Lettre aux non-vaccinés

Mes chers amis non vaccinés,

En tout respect, à moins que vous n’ayez de sérieuses contre-indications médicales qui vous empêchent d’être vaccinés, j’aimerais comprendre pourquoi vous persistez dans votre refus, maintenant que les vaccins contre la COVID ont, selon un nombre élevé de sources fiables, prouvé leur efficacité.

Croyez-vous toujours que votre droit de refuser le vaccin (par crainte de ses éventuels effets secondaires à long terme qui, effectivement, ne peuvent pas encore être connus) doit l’emporter sur le devoir de solidarité sociale qui a déjà amené un grand nombre de vos concitoyens à surmonter cette crainte et à se faire vacciner ?

À moins que votre refus découle d’un rejet de l’autorité, et que toute restriction, même dictée par le bien public, vous apparaisse comme une atteinte insupportable à l’intégrité et à la liberté des citoyens ? Là-dessus, vous n’avez pas entièrement tort.

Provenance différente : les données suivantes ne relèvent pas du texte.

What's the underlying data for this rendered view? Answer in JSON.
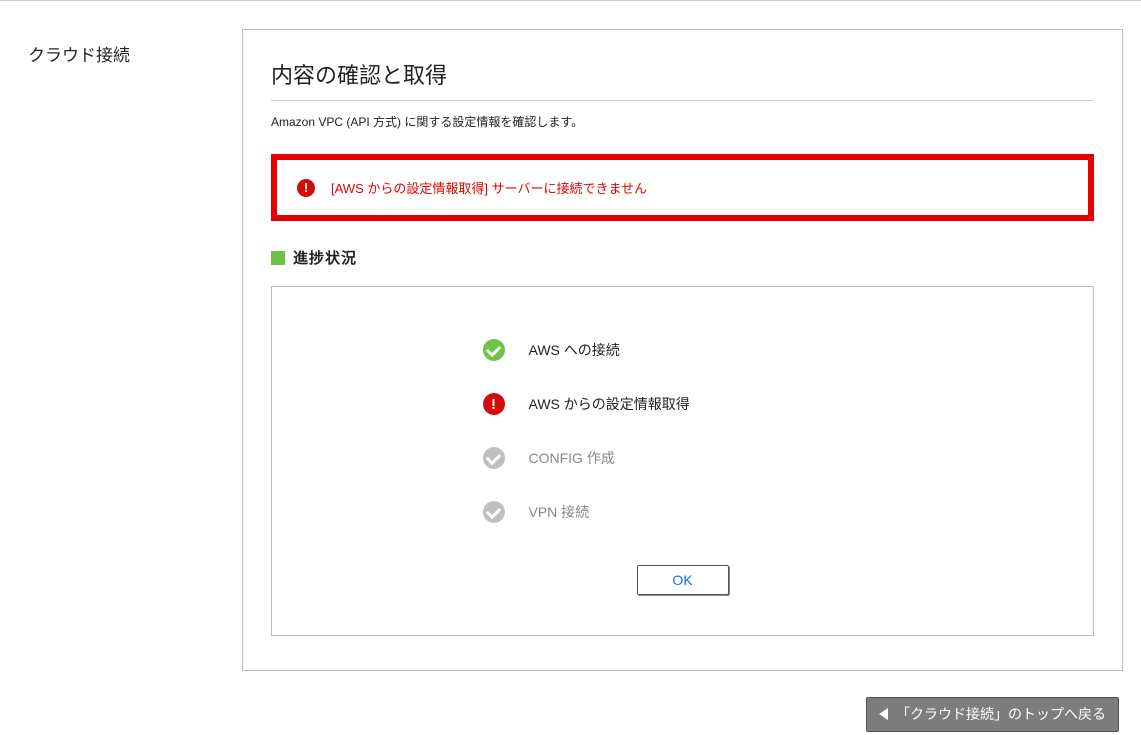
{
  "side": {
    "title": "クラウド接続"
  },
  "main": {
    "title": "内容の確認と取得",
    "subtitle": "Amazon VPC (API 方式) に関する設定情報を確認します。"
  },
  "alert": {
    "text": "[AWS からの設定情報取得] サーバーに接続できません"
  },
  "progress": {
    "heading": "進捗状況",
    "steps": [
      {
        "label": "AWS への接続",
        "state": "ok"
      },
      {
        "label": "AWS からの設定情報取得",
        "state": "error"
      },
      {
        "label": "CONFIG 作成",
        "state": "pending"
      },
      {
        "label": "VPN 接続",
        "state": "pending"
      }
    ],
    "ok_button": "OK"
  },
  "footer": {
    "back_label": "「クラウド接続」のトップへ戻る"
  }
}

Toute mesure d’urgence constitue en effet une atteinte à la liberté. Et cela peut indéniablement être dérangeant. Mais est-ce vraiment insupportable ? Ne peut-il exister aucune situation qui exige l’imposition temporaire de contraintes visant à assurer le bien commun ? À ce titre, toutes les lois, tous les règlements constituent une atteinte à la liberté, comme le pensent d’ailleurs bien des amis du précédent président des États-Unis.

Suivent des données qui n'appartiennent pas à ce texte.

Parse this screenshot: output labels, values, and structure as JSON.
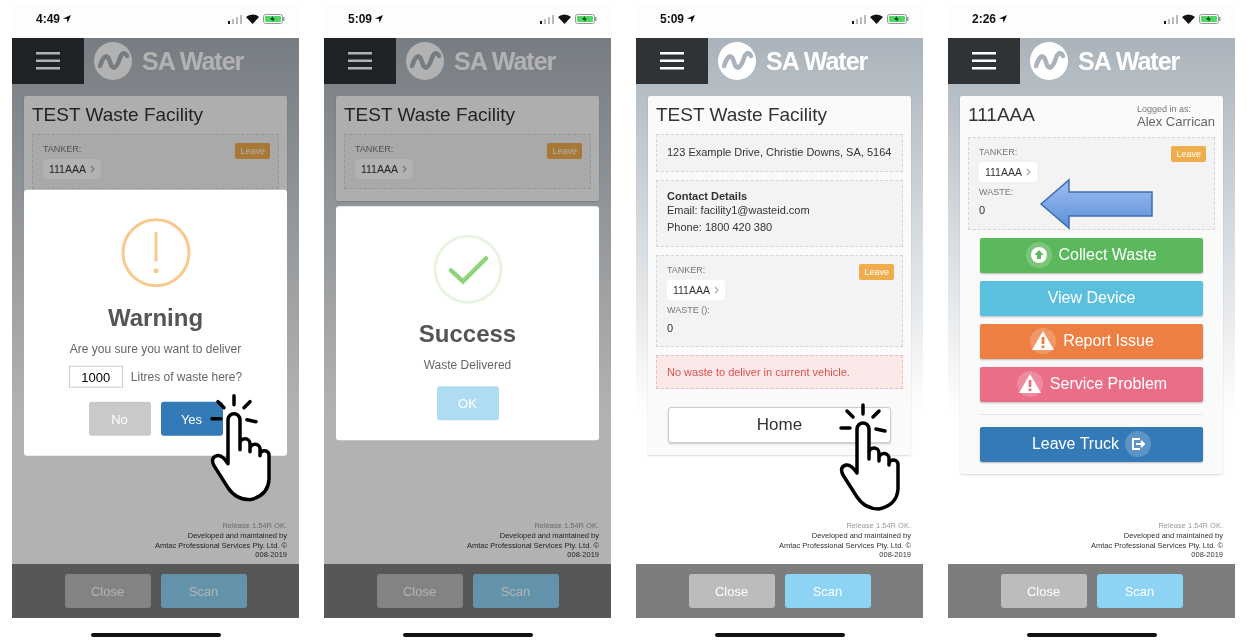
{
  "phones": [
    {
      "time": "4:49",
      "logo": "SA Water",
      "dimmed": true,
      "card": {
        "title": "TEST Waste Facility",
        "tanker": {
          "label": "TANKER:",
          "value": "111AAA",
          "leave": "Leave"
        }
      },
      "modal": {
        "kind": "warning",
        "title": "Warning",
        "text": "Are you sure you want to deliver",
        "quantity": "1000",
        "suffix": "Litres of waste here?",
        "buttons": [
          {
            "label": "No",
            "kind": "cancel",
            "tapped": false
          },
          {
            "label": "Yes",
            "kind": "confirm",
            "tapped": true
          }
        ]
      },
      "footer": [
        "Release 1.54R OK.",
        "Developed and maintained by",
        "Amtac Professional Services Pty. Ltd. ©",
        "008-2019"
      ],
      "bottom_buttons": [
        {
          "label": "Close",
          "kind": "close"
        },
        {
          "label": "Scan",
          "kind": "scan"
        }
      ]
    },
    {
      "time": "5:09",
      "logo": "SA Water",
      "dimmed": true,
      "card": {
        "title": "TEST Waste Facility",
        "tanker": {
          "label": "TANKER:",
          "value": "111AAA",
          "leave": "Leave"
        }
      },
      "modal": {
        "kind": "success",
        "title": "Success",
        "text": "Waste Delivered",
        "buttons": [
          {
            "label": "OK",
            "kind": "ok",
            "tapped": false
          }
        ]
      },
      "footer": [
        "Release 1.54R OK.",
        "Developed and maintained by",
        "Amtac Professional Services Pty. Ltd. ©",
        "008-2019"
      ],
      "bottom_buttons": [
        {
          "label": "Close",
          "kind": "close"
        },
        {
          "label": "Scan",
          "kind": "scan"
        }
      ]
    },
    {
      "time": "5:09",
      "logo": "SA Water",
      "dimmed": false,
      "card": {
        "title": "TEST Waste Facility",
        "address": "123 Example Drive, Christie Downs, SA, 5164",
        "contact": {
          "heading": "Contact Details",
          "lines": [
            "Email: facility1@wasteid.com",
            "Phone: 1800 420 380"
          ]
        },
        "tanker": {
          "label": "TANKER:",
          "value": "111AAA",
          "leave": "Leave",
          "waste_label": "WASTE ():",
          "waste": "0"
        },
        "alert": "No waste to deliver in current vehicle.",
        "home": {
          "label": "Home",
          "tapped": true
        }
      },
      "footer": [
        "Release 1.54R OK.",
        "Developed and maintained by",
        "Amtac Professional Services Pty. Ltd. ©",
        "008-2019"
      ],
      "bottom_buttons": [
        {
          "label": "Close",
          "kind": "close"
        },
        {
          "label": "Scan",
          "kind": "scan"
        }
      ]
    },
    {
      "time": "2:26",
      "logo": "SA Water",
      "dimmed": false,
      "card": {
        "title": "111AAA",
        "user": {
          "label": "Logged in as:",
          "name": "Alex Carrican"
        },
        "tanker": {
          "label": "TANKER:",
          "value": "111AAA",
          "leave": "Leave",
          "waste_label": "WASTE:",
          "waste": "0",
          "highlighted": true
        },
        "actions": [
          {
            "label": "Collect Waste",
            "kind": "collect"
          },
          {
            "label": "View Device",
            "kind": "view"
          },
          {
            "label": "Report Issue",
            "kind": "report"
          },
          {
            "label": "Service Problem",
            "kind": "service"
          },
          {
            "label": "Leave Truck",
            "kind": "leave"
          }
        ]
      },
      "footer": [
        "Release 1.54R OK.",
        "Developed and maintained by",
        "Amtac Professional Services Pty. Ltd. ©",
        "008-2019"
      ],
      "bottom_buttons": [
        {
          "label": "Close",
          "kind": "close"
        },
        {
          "label": "Scan",
          "kind": "scan"
        }
      ]
    }
  ]
}
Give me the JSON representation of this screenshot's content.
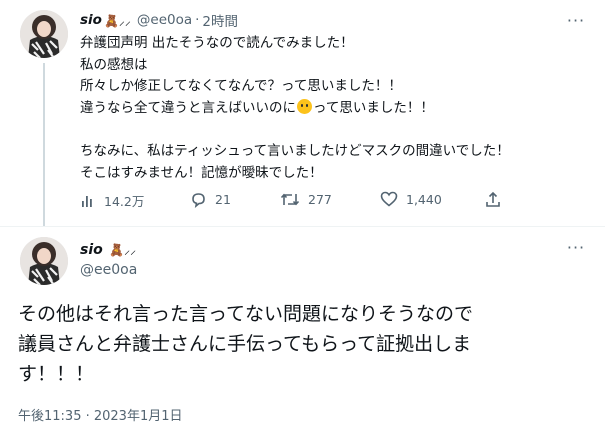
{
  "tweet": {
    "user_name": "sio",
    "name_emoji": "🧸⸝⸝",
    "handle": "@ee0oa",
    "separator": "·",
    "time_ago": "2時間",
    "body_lines": [
      "弁護団声明 出たそうなので読んでみました！",
      "私の感想は",
      "所々しか修正してなくてなんで？って思いました！！",
      "違うなら全て違うと言えばいいのに",
      "ちなみに、私はティッシュって言いましたけどマスクの間違いでした！",
      "そこはすみません！記憶が曖昧でした！"
    ],
    "body_line4_after_emoji": "って思いました！！",
    "emoji_icon": "smiling-face-emoji",
    "stats": {
      "views": "14.2万",
      "replies": "21",
      "retweets": "277",
      "likes": "1,440"
    }
  },
  "reply": {
    "user_name": "sio",
    "name_emoji": "🧸⸝⸝",
    "handle": "@ee0oa",
    "body_lines": [
      "その他はそれ言った言ってない問題になりそうなので",
      "議員さんと弁護士さんに手伝ってもらって証拠出しま",
      "す！！！"
    ],
    "timestamp": "午後11:35 · 2023年1月1日"
  },
  "colors": {
    "text": "#0f1419",
    "secondary": "#536471",
    "thread_line": "#cfd9de",
    "divider": "#eff3f4"
  },
  "icons": [
    "views-icon",
    "reply-icon",
    "retweet-icon",
    "like-icon",
    "share-icon",
    "more-icon"
  ]
}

Il est certes admirable d’être fidèle à soi-même et à ses convictions, d’écouter sa conscience « contre vents et marées ». Mais croyez-vous qu’il s’agisse là d’un droit inaliénable ? Et ce droit doit-il l’emporter sur le devoir d’être solidaire de ses semblables ? Se pourrait-il qu’il ne soit parfois que l’alibi d’un narcissisme exacerbé ou, pire, d’un égoïsme qui s’ignore ? Cette « sacralisation » de l’individu et de ses droits sacrés véhiculée par l’idéologie qui domine largement dans nos sociétés ne vous ferait-elle pas oublier que les humains ne peuvent vivre isolés les uns des autres et doivent faire preuve de solidarité s’ils veulent survivre ? Est-il si humiliant de changer d’idée et d’accepter de renoncer à une certaine « liberté » au nom du bien commun ? […]

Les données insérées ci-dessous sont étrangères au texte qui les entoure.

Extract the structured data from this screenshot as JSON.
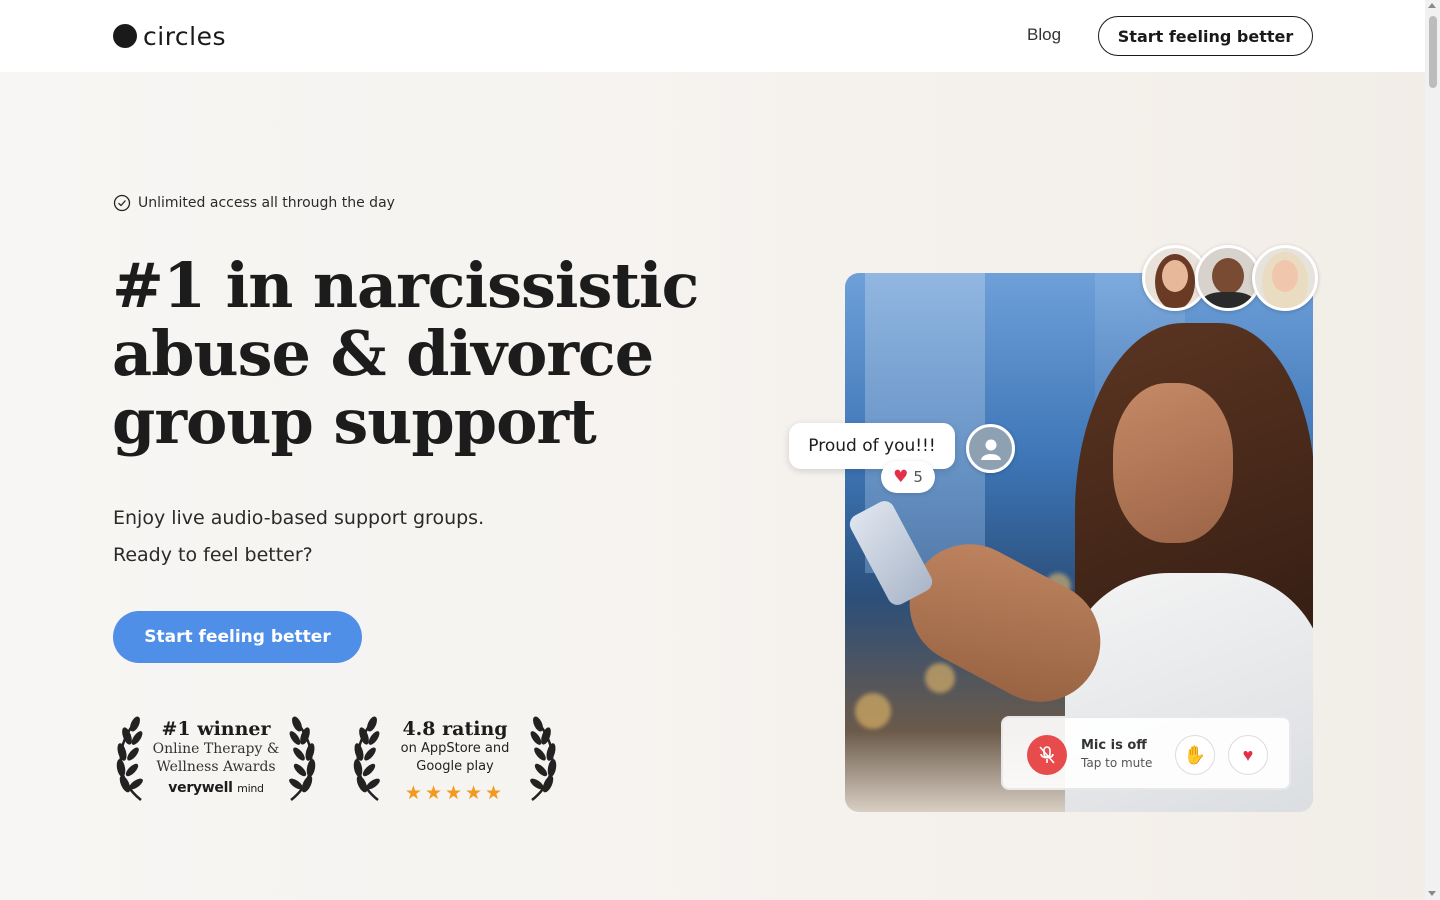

Car la pandémie n’est qu’un avant-goût de ce qui s’en vient. On peut bien penser que ce n’est qu’une supercherie, mais qui peut encore aujourd’hui nier que quelque chose cloche dans le climat de notre belle planète ? Sauf peut-être un bon ami du président mentionné plus haut… S’il existait un vaccin pour sauver la planète, le refuseriez-vous aussi ? L’ennui, c’est qu’il ne s’agit pas de sauver la planète, mais bien les humains qui y vivent. La planète, elle, s’en tirera.